CORO DI SIGNORE: ” Avanti forza, stiamo scrivendo! “.

TIZIA : “ La ricetta di oggi è…….broccoli affogati nel vino, una ricetta tipica siciliana. Gli ingredienti sono: broccoli viola siciliani, cacio cavallo dop stagionato ragusano , un bel pò di salsiccia con il peperoncino rosso, olive nere, acciughe salate, cipolle e tanto vino rosso”.

Gli occhi delle signore vanno ai loro carrelli per controllare cosa manca e all’improvviso si sparpagliano dentro il supermercato, non prima di aver raccomandato alla signora Tizia  di avere la pazienza di aspettarle. Comprano gli ingredienti e di corsa ritornano alla cassa.

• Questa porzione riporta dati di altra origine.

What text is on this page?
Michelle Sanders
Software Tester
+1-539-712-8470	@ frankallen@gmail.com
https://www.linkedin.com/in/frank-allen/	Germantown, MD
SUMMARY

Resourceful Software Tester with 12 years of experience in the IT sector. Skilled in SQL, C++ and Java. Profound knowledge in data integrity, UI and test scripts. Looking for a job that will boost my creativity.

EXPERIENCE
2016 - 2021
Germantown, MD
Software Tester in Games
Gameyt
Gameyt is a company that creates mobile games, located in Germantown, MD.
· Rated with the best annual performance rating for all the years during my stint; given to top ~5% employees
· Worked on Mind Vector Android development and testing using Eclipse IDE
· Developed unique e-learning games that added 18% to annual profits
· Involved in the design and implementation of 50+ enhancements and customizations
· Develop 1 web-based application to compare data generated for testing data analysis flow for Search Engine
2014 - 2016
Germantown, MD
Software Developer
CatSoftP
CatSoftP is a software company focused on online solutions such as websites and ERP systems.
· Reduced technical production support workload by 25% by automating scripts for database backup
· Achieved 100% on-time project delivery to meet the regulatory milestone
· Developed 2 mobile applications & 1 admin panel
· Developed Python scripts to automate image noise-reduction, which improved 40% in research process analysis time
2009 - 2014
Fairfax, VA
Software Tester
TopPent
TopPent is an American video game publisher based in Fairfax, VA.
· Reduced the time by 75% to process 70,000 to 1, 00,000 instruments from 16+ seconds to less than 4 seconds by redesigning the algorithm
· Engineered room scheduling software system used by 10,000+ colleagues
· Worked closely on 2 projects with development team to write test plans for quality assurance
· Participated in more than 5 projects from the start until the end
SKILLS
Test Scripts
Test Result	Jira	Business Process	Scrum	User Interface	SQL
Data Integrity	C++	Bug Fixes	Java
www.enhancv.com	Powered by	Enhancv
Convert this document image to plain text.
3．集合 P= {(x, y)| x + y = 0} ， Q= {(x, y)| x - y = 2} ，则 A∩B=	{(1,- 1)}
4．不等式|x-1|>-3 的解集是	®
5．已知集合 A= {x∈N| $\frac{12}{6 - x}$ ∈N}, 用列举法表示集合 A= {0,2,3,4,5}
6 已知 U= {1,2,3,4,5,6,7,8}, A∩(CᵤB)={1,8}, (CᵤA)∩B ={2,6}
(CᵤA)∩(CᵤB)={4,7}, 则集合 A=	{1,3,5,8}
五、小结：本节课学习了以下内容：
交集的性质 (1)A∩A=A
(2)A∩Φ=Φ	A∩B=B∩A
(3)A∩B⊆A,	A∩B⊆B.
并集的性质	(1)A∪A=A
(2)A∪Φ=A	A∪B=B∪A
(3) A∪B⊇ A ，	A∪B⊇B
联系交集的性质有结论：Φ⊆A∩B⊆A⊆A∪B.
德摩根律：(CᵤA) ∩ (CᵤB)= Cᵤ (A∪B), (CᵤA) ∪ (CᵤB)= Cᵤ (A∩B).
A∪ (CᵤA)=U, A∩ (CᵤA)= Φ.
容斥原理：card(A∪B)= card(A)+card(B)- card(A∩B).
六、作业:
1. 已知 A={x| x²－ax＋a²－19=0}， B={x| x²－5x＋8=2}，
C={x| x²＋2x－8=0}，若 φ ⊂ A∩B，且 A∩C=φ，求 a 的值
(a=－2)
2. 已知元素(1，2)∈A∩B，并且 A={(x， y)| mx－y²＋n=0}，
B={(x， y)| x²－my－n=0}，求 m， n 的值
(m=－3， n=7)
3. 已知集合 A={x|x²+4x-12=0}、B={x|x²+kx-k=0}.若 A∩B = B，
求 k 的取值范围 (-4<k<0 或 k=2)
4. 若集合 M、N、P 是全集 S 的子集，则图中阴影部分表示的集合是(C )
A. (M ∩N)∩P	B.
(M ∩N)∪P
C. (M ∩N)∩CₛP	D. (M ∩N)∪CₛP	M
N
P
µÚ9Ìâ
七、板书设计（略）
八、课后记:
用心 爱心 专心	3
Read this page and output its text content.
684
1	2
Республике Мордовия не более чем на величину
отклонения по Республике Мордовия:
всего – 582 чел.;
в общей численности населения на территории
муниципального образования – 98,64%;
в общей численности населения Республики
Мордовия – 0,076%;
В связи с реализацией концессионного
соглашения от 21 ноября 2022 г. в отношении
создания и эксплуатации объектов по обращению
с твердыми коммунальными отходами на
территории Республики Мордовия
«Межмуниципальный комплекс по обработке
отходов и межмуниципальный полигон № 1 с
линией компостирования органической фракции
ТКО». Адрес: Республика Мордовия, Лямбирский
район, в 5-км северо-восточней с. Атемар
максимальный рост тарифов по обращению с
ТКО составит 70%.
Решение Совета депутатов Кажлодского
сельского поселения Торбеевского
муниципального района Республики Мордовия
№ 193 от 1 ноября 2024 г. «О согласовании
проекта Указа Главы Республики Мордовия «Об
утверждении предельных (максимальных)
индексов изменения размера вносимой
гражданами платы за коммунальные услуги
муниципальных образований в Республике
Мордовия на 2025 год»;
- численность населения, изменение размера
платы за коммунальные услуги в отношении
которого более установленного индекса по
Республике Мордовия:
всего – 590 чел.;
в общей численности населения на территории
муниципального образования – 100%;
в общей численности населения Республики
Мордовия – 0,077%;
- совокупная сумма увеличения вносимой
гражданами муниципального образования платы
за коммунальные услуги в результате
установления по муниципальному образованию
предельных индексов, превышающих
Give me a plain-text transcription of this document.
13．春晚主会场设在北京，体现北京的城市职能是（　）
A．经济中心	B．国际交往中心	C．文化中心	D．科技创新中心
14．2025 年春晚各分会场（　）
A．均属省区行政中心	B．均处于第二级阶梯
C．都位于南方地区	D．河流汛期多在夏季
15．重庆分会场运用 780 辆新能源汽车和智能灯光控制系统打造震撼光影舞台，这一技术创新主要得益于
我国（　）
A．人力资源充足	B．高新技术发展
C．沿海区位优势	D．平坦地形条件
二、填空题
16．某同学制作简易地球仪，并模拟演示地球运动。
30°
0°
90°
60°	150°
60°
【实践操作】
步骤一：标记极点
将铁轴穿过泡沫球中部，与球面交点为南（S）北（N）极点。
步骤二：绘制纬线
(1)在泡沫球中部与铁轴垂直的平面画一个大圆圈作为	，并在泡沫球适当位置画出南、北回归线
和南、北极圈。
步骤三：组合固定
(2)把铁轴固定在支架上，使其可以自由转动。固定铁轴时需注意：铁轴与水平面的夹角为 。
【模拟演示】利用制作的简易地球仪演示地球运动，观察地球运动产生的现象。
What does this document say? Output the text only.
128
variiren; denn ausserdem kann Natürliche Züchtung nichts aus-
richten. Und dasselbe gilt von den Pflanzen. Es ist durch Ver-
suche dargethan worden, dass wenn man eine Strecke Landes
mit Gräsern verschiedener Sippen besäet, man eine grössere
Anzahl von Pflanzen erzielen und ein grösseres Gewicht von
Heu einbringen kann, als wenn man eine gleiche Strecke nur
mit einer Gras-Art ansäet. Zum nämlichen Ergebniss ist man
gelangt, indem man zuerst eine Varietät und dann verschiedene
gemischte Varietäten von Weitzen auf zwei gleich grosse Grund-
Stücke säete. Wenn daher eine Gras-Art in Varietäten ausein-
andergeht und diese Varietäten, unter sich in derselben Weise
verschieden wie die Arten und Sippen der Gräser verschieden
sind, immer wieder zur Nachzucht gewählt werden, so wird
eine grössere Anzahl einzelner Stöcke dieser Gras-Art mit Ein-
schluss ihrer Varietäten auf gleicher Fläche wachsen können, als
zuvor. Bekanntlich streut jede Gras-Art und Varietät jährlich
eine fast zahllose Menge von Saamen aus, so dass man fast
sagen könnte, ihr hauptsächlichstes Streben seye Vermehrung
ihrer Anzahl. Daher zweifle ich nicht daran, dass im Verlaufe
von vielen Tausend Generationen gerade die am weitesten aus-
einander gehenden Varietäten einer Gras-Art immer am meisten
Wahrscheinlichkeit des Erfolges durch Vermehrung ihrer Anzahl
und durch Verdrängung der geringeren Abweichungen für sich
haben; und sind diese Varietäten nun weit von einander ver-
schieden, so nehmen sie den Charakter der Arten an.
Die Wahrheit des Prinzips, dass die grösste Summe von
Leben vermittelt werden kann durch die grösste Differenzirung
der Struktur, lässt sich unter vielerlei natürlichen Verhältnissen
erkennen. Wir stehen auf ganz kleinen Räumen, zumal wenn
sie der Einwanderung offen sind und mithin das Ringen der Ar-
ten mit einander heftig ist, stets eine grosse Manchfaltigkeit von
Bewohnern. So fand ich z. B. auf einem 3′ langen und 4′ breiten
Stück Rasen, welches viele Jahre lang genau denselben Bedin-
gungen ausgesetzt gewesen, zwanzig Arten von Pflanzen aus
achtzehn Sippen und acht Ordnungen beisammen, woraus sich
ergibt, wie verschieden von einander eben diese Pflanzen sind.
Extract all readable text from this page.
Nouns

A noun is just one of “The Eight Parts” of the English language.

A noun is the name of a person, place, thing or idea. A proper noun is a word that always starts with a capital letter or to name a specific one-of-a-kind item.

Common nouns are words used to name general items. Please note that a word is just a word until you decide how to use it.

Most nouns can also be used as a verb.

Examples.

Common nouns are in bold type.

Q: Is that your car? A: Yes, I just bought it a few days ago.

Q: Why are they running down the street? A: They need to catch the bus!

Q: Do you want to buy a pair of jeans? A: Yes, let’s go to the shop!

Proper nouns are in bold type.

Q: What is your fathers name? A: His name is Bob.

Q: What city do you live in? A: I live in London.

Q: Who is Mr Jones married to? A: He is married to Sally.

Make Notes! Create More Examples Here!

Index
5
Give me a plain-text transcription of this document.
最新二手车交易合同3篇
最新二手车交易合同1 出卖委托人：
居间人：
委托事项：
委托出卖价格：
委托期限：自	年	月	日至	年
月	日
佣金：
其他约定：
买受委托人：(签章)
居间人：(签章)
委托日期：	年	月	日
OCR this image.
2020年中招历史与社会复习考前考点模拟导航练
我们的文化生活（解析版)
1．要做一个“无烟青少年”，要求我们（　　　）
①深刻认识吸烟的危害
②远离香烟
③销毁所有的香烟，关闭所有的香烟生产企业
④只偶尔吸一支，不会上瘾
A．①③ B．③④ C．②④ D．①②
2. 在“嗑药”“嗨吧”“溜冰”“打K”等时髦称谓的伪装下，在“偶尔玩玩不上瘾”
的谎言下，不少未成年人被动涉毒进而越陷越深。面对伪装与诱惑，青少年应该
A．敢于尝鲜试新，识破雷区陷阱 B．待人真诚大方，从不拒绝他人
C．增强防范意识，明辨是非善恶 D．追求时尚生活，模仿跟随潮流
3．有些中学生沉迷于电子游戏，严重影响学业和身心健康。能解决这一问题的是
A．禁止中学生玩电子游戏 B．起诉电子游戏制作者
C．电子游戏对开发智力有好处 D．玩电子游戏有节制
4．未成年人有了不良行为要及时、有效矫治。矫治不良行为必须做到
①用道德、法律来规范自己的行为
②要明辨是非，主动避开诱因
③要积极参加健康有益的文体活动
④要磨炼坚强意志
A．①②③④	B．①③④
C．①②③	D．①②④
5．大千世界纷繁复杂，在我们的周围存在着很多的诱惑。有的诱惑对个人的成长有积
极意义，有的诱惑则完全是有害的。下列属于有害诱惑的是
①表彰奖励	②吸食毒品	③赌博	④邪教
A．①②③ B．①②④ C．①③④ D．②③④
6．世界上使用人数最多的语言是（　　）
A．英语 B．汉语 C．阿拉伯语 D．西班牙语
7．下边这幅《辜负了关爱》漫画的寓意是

A questo punto con meticolosità annotano tutto quanto. Intanto le distanze si sono accorciate, i carrelli vengono messi di lato e la piccola folla di curiosi si stringe sempre più. La cassa tace, in attesa di  riprendere il suo lavoro. Tanta confusione attira l’attenzione del proprietario del supermercato che , adirato perché non vengono rispettate le regole, alza il tono di voce.

PRORPIETARIO: “Che cos’è questo schifo? Non lo sapete che se entra qualcuno in divisa fa il verbale prima a me e poi anche a voi?”.

TIZIA: “ Signor Giovanni, non v’infuriate per piacere, sto spiegando una ricetta di cucina “.

PROPRIETARIO: “Una ricetta di cucina? Cosa sarebbe?”.

TIZIA: “Broccoli affogati nel vino”.

PROPRIETARIO: Guarda incuriosito il numeroso gruppo di donne attorno alla cassa , poi, anche lui, si arma di carta e penna e inizia a scrivere .

Finita di scrivere nei minimi particolari tutta la ricetta, la cassa ricomincia a lavorare le signore si rimettono in fila ,  ma, prima di rialzare la mascherina , scoppiano tutte in una risata contagiosa, ridono a più non posso, quasi che quella sana e sonora risata le liberasse momentaneamente dall’incubo del virus.

Ho atteso diverso tempo il mio turno alla cassa ma non avevo fretta, è stato veramente piacevole essere spettatrice e assistere a quella scena che si stava rappresentando nel teatro di tutti i giorni, un momento di sana normalità.

A proposito, la famosa ricetta siciliana dei “brocculi affucati ‘nto vinu “ (broccoli affogati nel vino), io la conosco da tempo e ascoltarla dalla voce della signora Tizia che si è persa , descrivendola nei minimi particolari , è stato come ascoltare una poesia in lingua siciliana.